Dotfiles for machines that I personally use.
- Use terminal or powershell to navigate to the home directory
- Use the following command to clone from this repo into the current directory
Note that if there is a conflict with the files, that will need to be addressed first before this command will go through
git init .; git remote add -t main -f origin git@github.com:aneuhold/dotfiles.git; git checkout main
- If on Linux / Mac run
./startup.sh
. If on Windows run.\startup.ps1
.
Things the startup script should do:
- Install everything needed to get to the point that the main node.js script can be ran with
npx
. The main node.js script will be multi-platform.

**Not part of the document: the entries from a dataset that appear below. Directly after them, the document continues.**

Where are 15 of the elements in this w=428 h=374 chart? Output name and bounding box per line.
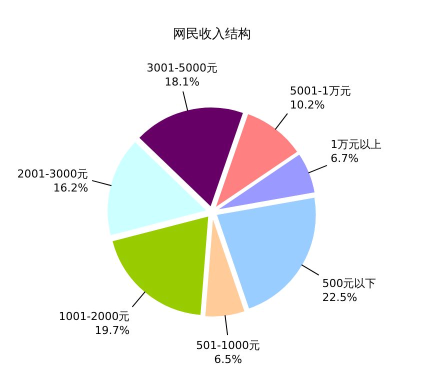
data-label: 10.2% [290, 98, 325, 112]
data-label: 18.1% [164, 76, 200, 89]
data-label: 6.5% [214, 352, 242, 366]
slice-label: 501-1000元 [196, 338, 260, 352]
slice-label: 2001-3000元 [17, 168, 88, 181]
slice-label: 1万元以上 [330, 138, 382, 151]
data-label: 19.7% [94, 324, 130, 338]
slice-label: 5001-1万元 [290, 84, 351, 98]
data-label: 6.7% [330, 152, 359, 165]
slice-label: 3001-5000元 [146, 62, 218, 75]
slice-label: 1001-2000元 [58, 310, 130, 324]
data-label: 22.5% [322, 291, 358, 304]
slice-label: 500元以下 [322, 277, 376, 290]
data-label: 16.2% [53, 182, 88, 195]
chart-title: 网民收入结构 [173, 27, 251, 42]
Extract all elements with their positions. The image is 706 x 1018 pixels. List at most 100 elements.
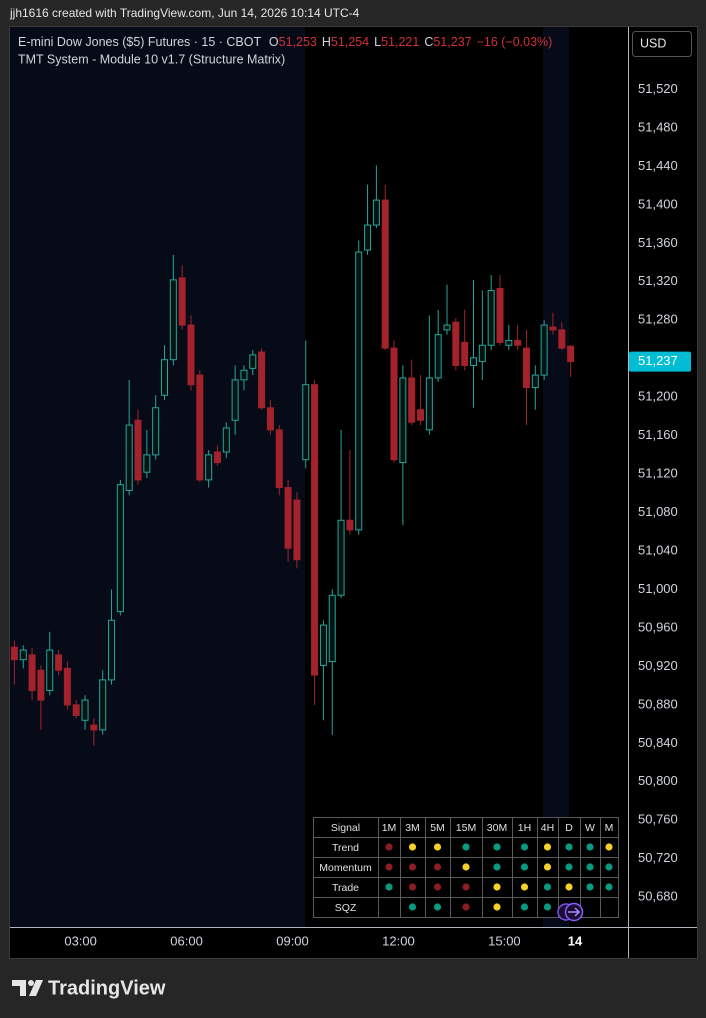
signal-dot xyxy=(565,843,573,851)
table-header: W xyxy=(585,822,595,834)
candle-body xyxy=(514,339,522,346)
x-tick-label: 06:00 xyxy=(170,933,203,948)
row-label: Trend xyxy=(332,842,359,854)
candle-body xyxy=(293,499,301,561)
y-tick-label: 50,880 xyxy=(638,696,678,711)
table-header: M xyxy=(605,822,614,834)
icon-arrow xyxy=(568,907,581,917)
signal-dot xyxy=(543,843,552,851)
signal-dot xyxy=(605,863,613,871)
table-header: D xyxy=(565,822,573,834)
candle-body xyxy=(302,384,310,461)
table-header: 5M xyxy=(430,822,445,834)
candle-body xyxy=(284,487,292,549)
candle-body xyxy=(522,347,530,389)
change: −16 (−0.03%) xyxy=(477,35,553,49)
symbol-legend: E-mini Dow Jones ($5) Futures · 15 · CBO… xyxy=(18,35,552,49)
ohlc-value: 51,237 xyxy=(433,35,471,49)
y-tick-label: 50,920 xyxy=(638,658,678,673)
symbol-title: E-mini Dow Jones ($5) Futures · 15 · CBO… xyxy=(18,35,261,49)
signal-dot xyxy=(462,883,470,891)
candle-body xyxy=(558,329,566,349)
signal-dot xyxy=(408,843,417,851)
currency-label: USD xyxy=(640,36,666,50)
candle-body xyxy=(452,321,460,366)
signal-dot xyxy=(433,843,442,851)
candle-body xyxy=(72,704,80,716)
candle-body xyxy=(125,424,133,491)
candle-body xyxy=(249,354,257,369)
row-label: SQZ xyxy=(335,902,357,914)
candle-body xyxy=(478,344,486,363)
candle-body xyxy=(222,427,230,453)
candle-body xyxy=(461,341,469,366)
signal-dot xyxy=(433,863,442,871)
y-tick-label: 50,960 xyxy=(638,619,678,634)
ohlc-value: 51,253 xyxy=(279,35,317,49)
ohlc-key: L xyxy=(374,35,381,49)
candle-body xyxy=(160,359,169,396)
signal-dot xyxy=(408,903,417,911)
candle-body xyxy=(169,279,177,361)
signal-dot xyxy=(605,843,613,851)
candle-body xyxy=(99,679,107,731)
signal-dot xyxy=(462,863,470,871)
signal-dot xyxy=(543,863,552,871)
candle-body xyxy=(187,324,195,386)
candle-body xyxy=(231,379,239,421)
candle-body xyxy=(434,334,442,379)
candle-body xyxy=(390,347,398,461)
y-tick-label: 51,440 xyxy=(638,158,678,173)
signal-dot xyxy=(385,883,393,891)
candle-body xyxy=(116,484,124,613)
candle-body xyxy=(540,324,548,376)
signal-dot xyxy=(586,843,594,851)
candle-body xyxy=(443,324,451,331)
signal-dot xyxy=(605,883,613,891)
brand-logo xyxy=(12,980,43,996)
x-tick-label: 15:00 xyxy=(488,933,521,948)
table-header: 1H xyxy=(518,822,531,834)
candle-body xyxy=(319,624,327,666)
table-header: 30M xyxy=(487,822,507,834)
signal-table: Signal 1M 3M 5M 15M 30M 1H 4H D W M Trend Momentum Tr… xyxy=(313,817,619,918)
signal-dot xyxy=(385,863,393,871)
row-label: Trade xyxy=(332,882,359,894)
y-tick-label: 51,000 xyxy=(638,581,678,596)
table-header: 3M xyxy=(405,822,420,834)
candle-body xyxy=(346,519,354,531)
candle-body xyxy=(46,649,54,691)
signal-dot xyxy=(565,883,573,891)
logo-mark xyxy=(29,980,43,996)
candle-body xyxy=(258,351,266,409)
candle-body xyxy=(37,669,45,701)
currency-button[interactable] xyxy=(632,31,692,57)
last-price-tag xyxy=(629,351,691,372)
signal-dot xyxy=(520,863,529,871)
y-tick-label: 51,520 xyxy=(638,81,678,96)
y-tick-label: 51,320 xyxy=(638,273,678,288)
candle-body xyxy=(531,374,539,389)
signal-dot xyxy=(543,883,552,891)
signal-dot xyxy=(586,863,594,871)
candle-body xyxy=(213,451,221,464)
signal-dot xyxy=(493,903,501,911)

Things the startup script shouldn't do:
- Install yarn
- Update global node or yarn packages
- Create directories unless absolutely needed to get to the above stated point
Something to think about is checking for updates on commands. Maybe before starting each command, you will need to have some kind of git command that checks the remote repo for any updates and if there are any, it pulls them down.
One thing to watch out for is if you can actually update node while node is running. Maybe that will work, but need to test first.
The "Node.js" entry in the personal Wiki has some good info on setting up shell commands with Node.js.
To test out the dotfiles repo, you should always be able to start a new sub-directory and use these commands. It shouldn't make a difference where the starting directory is.